Today we went to CHOP in Philadelphia to get a second opinion on Bennett's heart defect. Let me start by saying- I already love this place! They were so nice and really impressive. We had the girls with us, which is always a little stressful but they were very accommodating- I guess it is a children's hospital so they are used to children and how they can act.
They did another fetal echocardiogram and then a "team" of them came in to talk to Mike and I and the girls about what they saw. They explained how the normal heart works and what happens when babies have AVSD's (Atrial Venticular Septal Defects). The diagnosis remains the same as before-AVSD. No big surprise there. They did see a leaky valve, which the cardiologist last week did not mention but they said it is very common with this type of defect so it's not like they are seeing something alarming- although anything leaky, especially when you are referring to the heart, is alarming to me! I do not like the word leaky!! Anyways, they want to see me in 6 weeks or so to keep an eye on the leaky valve to make sure it does not get worse- they don't suspect that it will. We will also be able to tour the ICU where Bennett will stay after his surgery and the step down unit when we go back.
We talked about a time line for Bennett's surgery and I asked if he is born at the end of May- hopefully no sooner- and they prefer to do the surgery between 2-6 months, could we possibly look at a August-September time frame (Bennett would be right around 3 months)? I worry a little about going to 6 months because it will be November then and I want to avoid cold and flu season and being in the hospital.
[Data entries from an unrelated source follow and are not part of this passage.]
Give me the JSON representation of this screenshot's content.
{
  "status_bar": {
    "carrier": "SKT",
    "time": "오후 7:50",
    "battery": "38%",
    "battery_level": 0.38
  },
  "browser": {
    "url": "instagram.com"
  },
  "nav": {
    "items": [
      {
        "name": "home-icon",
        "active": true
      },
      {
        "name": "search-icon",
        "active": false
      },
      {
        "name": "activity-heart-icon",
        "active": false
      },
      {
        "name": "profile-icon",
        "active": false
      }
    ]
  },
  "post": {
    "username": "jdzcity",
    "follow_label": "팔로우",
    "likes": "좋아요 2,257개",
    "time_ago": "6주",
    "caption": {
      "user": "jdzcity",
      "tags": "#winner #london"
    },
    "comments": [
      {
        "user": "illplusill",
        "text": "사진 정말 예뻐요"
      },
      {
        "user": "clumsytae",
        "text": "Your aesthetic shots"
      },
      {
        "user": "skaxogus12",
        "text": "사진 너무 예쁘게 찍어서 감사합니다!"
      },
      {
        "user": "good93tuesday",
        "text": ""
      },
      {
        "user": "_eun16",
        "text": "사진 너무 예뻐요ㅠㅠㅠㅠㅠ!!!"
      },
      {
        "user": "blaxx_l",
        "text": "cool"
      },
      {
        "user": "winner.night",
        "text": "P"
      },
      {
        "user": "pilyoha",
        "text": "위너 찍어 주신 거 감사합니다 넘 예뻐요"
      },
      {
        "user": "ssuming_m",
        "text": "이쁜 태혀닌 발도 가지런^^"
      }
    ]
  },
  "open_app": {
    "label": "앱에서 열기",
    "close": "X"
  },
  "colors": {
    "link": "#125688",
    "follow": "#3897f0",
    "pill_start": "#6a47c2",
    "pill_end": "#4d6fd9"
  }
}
They agreed and said right now that would seem to be a good time to do the surgery but of course we will need to wait and see. We have some weddings coming up later in the year and we would love to be in the clear as far as surgery goes by the time those roll around which it sounds like we will be.
I am trying to stay positive about all of this but sometimes it's just really hard. Bennett seems so peaceful right now inside of me, kicking away just like any other baby but I can't help but worry what it's going to be like for him when he's on the outside. I just wish this didn't have to be so complicated but there is nothing I can do to change it so I will continue to remain faithful and know that God has a plan for us and Bennett. There is a wonderful and simple saying I saw from a blog friend of mine - "Let Go, Let God". This has been my m.o. through all of this and really ever since we had Ainsley in the NICU when she was born. This is all in His hands because I know I cannot take this all on my shoulders. Alright, enough feeling sorry for myself! Thanks for reading and for everyone who is praying for us! We will continue to pray, as we do every night with Ainsley, for Bennett to be big and strong when he is born and for God to heal his heart.